The announcement came as a surprise as the US government is not known to be under a specific threat in South Africa. The closure also affects the consulate general in Johannesburg.

US citizens living in South Africa had not received a message from the embassy informing them of a threat against US citizens.

The US embassy spokeswoman and South African foreign affairs spokeswoman could not be reached for comment.
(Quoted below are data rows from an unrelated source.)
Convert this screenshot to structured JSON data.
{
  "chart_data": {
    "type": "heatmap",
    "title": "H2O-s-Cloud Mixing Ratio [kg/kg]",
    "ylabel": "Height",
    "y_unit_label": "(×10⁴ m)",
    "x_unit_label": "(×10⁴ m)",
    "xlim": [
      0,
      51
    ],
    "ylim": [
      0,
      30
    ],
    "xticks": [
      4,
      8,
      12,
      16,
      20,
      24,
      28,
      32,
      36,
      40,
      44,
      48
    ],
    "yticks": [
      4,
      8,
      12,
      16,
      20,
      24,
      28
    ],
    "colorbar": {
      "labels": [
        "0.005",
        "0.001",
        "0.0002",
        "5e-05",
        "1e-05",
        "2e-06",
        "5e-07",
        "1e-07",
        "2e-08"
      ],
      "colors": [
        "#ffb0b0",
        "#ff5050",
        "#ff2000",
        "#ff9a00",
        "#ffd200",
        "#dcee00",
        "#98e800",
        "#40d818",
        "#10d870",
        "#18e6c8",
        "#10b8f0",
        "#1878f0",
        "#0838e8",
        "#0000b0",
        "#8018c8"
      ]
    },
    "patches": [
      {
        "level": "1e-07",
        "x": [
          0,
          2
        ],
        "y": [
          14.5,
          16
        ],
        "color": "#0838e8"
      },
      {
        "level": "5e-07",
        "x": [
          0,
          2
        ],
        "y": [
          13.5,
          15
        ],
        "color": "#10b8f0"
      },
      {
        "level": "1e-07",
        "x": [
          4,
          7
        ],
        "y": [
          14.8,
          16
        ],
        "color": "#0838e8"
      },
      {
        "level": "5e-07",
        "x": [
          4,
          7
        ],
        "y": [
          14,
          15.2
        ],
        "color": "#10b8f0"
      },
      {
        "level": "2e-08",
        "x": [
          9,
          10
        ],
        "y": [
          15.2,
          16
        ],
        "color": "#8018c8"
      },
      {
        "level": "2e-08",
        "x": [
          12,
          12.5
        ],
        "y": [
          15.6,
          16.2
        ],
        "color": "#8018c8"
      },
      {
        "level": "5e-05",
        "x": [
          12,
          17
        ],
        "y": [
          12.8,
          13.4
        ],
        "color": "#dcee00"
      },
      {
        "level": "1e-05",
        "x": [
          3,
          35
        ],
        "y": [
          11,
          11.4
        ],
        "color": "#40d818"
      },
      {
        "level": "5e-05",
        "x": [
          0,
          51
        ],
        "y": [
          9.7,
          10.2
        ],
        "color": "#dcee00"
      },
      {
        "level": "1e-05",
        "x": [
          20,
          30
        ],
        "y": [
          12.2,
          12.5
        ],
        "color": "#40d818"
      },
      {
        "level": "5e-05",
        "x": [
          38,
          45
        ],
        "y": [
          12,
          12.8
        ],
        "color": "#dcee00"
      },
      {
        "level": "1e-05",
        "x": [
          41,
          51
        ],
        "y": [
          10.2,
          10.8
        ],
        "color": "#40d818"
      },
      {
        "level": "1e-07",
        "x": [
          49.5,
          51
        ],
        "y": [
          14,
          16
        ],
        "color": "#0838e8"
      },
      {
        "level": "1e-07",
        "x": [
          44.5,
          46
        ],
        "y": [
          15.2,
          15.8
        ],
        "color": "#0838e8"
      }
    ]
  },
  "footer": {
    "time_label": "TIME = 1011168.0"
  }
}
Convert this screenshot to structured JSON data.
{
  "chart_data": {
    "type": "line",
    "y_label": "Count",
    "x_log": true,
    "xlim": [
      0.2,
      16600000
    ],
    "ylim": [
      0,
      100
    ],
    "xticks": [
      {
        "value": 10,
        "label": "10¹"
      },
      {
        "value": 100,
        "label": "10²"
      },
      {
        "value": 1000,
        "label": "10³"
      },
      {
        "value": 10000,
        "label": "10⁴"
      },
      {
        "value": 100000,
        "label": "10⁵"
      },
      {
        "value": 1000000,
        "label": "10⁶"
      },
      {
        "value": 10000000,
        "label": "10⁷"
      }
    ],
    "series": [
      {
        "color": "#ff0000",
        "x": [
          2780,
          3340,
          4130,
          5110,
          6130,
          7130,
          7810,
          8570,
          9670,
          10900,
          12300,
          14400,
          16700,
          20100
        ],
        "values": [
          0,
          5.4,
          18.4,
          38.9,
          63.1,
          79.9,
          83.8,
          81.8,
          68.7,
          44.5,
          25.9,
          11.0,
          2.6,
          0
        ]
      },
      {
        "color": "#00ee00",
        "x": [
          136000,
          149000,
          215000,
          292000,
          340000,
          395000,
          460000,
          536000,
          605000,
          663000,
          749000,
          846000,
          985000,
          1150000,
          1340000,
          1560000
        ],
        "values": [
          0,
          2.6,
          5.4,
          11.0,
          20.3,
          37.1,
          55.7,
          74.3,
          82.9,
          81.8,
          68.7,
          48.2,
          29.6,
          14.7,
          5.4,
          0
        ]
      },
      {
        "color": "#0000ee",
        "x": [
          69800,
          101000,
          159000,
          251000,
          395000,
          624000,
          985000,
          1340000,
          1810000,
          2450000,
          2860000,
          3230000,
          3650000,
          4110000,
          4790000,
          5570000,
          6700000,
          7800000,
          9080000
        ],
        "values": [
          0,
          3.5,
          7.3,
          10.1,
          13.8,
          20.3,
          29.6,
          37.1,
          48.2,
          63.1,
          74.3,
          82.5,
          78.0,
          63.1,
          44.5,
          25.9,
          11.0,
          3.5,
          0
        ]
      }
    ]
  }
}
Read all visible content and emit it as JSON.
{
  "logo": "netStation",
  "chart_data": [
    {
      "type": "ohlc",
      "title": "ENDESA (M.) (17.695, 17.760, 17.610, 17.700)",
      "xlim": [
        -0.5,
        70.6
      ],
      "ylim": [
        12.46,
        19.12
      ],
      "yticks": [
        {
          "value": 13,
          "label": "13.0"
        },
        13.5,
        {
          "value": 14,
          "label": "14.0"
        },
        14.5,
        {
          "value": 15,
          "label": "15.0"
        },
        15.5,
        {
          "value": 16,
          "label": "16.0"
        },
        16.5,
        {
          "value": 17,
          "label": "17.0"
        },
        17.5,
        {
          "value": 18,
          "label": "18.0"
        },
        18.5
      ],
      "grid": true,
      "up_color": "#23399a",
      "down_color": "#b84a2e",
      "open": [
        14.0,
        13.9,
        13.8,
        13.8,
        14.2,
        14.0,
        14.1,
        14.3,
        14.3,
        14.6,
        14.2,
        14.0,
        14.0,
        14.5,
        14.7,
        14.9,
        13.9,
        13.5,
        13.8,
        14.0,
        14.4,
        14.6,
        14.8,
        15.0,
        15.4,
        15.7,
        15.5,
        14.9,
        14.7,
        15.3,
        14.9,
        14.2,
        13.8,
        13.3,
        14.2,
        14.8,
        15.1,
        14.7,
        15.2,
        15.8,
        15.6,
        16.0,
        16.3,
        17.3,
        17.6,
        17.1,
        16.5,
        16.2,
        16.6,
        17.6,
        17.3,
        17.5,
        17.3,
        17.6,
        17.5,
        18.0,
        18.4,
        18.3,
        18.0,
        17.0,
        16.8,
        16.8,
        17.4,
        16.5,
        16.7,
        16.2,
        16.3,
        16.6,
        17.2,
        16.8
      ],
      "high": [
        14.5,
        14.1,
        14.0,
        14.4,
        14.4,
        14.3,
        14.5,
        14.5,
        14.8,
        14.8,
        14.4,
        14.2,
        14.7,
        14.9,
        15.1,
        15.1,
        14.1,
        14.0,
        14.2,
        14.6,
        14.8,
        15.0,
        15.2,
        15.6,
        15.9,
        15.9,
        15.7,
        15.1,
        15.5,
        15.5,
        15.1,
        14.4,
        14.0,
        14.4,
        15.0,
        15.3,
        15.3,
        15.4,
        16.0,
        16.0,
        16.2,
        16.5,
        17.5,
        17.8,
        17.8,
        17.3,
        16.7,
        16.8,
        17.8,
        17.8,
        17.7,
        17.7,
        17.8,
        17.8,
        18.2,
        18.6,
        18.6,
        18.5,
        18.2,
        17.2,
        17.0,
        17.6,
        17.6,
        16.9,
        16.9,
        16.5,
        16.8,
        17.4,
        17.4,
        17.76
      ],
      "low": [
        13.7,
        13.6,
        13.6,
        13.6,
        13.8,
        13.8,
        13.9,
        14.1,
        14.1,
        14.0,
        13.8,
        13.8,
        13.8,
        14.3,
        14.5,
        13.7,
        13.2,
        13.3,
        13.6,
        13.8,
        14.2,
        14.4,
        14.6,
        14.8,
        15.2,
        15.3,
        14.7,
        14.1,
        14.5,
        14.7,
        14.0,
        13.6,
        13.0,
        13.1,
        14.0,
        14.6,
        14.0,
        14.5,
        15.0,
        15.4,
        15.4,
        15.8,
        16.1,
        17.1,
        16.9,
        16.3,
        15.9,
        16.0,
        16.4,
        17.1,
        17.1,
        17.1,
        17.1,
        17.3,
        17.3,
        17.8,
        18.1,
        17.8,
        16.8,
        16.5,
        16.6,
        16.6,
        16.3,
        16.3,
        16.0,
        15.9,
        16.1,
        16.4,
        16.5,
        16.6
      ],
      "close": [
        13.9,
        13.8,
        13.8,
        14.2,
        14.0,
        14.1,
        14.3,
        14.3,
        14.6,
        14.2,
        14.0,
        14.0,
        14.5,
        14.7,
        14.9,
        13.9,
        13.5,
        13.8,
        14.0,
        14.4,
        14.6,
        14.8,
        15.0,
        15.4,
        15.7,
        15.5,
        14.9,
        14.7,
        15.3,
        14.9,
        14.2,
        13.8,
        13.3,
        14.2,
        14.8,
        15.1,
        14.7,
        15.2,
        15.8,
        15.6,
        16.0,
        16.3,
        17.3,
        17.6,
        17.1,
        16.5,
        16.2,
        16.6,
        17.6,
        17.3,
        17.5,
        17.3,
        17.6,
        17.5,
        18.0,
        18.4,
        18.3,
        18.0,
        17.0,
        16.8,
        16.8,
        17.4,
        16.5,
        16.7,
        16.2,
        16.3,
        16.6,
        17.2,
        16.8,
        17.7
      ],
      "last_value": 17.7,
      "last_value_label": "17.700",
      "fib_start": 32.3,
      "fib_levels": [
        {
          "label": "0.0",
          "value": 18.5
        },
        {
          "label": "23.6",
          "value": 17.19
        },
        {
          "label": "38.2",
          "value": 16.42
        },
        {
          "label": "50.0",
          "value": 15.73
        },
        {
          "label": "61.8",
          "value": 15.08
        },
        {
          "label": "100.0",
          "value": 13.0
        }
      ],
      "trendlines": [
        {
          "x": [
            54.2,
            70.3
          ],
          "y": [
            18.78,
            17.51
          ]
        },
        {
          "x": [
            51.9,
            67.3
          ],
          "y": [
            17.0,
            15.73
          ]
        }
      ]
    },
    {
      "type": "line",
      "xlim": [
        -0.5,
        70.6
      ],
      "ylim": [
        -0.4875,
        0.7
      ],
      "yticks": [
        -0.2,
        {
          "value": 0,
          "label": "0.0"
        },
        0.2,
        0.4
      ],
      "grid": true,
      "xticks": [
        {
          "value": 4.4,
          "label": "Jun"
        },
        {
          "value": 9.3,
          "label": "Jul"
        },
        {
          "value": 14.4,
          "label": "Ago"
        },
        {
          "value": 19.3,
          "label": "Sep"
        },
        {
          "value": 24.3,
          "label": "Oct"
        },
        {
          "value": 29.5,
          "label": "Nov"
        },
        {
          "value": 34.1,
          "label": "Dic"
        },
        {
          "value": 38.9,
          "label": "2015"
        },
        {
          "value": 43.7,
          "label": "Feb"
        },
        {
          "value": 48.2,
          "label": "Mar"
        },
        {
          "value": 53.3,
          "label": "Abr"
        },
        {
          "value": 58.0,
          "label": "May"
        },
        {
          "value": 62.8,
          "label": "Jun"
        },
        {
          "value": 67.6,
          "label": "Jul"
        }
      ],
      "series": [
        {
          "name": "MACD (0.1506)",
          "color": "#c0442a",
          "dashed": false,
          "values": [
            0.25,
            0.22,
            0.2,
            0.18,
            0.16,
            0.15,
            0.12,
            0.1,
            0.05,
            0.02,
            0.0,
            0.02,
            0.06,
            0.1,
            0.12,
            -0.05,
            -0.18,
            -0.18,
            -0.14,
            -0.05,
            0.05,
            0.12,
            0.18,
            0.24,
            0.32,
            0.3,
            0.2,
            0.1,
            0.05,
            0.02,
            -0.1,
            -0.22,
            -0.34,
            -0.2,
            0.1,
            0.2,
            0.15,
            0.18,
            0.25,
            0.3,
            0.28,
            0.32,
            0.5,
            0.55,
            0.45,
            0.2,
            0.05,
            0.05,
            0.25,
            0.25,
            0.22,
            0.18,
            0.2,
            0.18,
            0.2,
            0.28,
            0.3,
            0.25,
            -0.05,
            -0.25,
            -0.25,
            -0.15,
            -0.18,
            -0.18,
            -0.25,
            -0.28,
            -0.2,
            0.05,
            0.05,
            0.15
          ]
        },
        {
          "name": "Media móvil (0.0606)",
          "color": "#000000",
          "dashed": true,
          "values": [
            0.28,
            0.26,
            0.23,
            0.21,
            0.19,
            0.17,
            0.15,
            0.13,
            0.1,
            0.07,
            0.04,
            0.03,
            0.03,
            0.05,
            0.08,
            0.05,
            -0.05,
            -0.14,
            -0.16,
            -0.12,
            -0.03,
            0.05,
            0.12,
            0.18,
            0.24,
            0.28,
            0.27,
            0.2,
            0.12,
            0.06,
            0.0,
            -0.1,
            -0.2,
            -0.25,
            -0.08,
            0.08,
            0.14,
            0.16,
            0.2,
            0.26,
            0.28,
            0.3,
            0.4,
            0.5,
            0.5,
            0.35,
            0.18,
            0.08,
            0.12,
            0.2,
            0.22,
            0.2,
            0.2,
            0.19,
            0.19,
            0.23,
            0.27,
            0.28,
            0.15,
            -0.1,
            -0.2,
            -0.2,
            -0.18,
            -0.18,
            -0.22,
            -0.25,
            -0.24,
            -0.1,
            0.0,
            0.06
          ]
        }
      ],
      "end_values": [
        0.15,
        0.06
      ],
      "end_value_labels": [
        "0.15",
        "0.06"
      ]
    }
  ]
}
A spokesman for the South African Police Service (SAPS), which was briefing parliament Tuesday morning on the country’s latest crime statistics, said the SAPS would issue a statement on the matter later.

A South African embassy employee in Pretoria said he was contacted by the embassy Monday around 6 p.m. and told “everything was closing down due to a security threat” but given no further details.

The employee, who asked not to be named but who said he has worked at the embassy for over a decade, said the news came as a surprise and that he was awaiting a call to tell him when to return to work.

It was unclear whether the threat was of terrorism in nature.

Security analysts have raised concerns in recent years that southern African countries, with their relatively porous borders, could become a transit point for Muslim extremists.

One of four men convicted of helping carry out the terrorist attacks on the US embassies in Kenya and Tanzania in 1998 that killed 224 people was arrested in South Africa.

Khalfan Khamis Mohamed, a Tanzanian national, was arrested in Cape Town in 1999 and extradited to the US, where he was sentenced to life in prison.

The threat follows concerns in some Western countries over lax security in the provision of identity documents in South Africa, where fake passports and ID books are widely available.

The British government in March imposed new visa requirements for South Africans travelling to the country because of concerns over corruption in the Home Affairs department.

The South African government has vowed to root out corruption.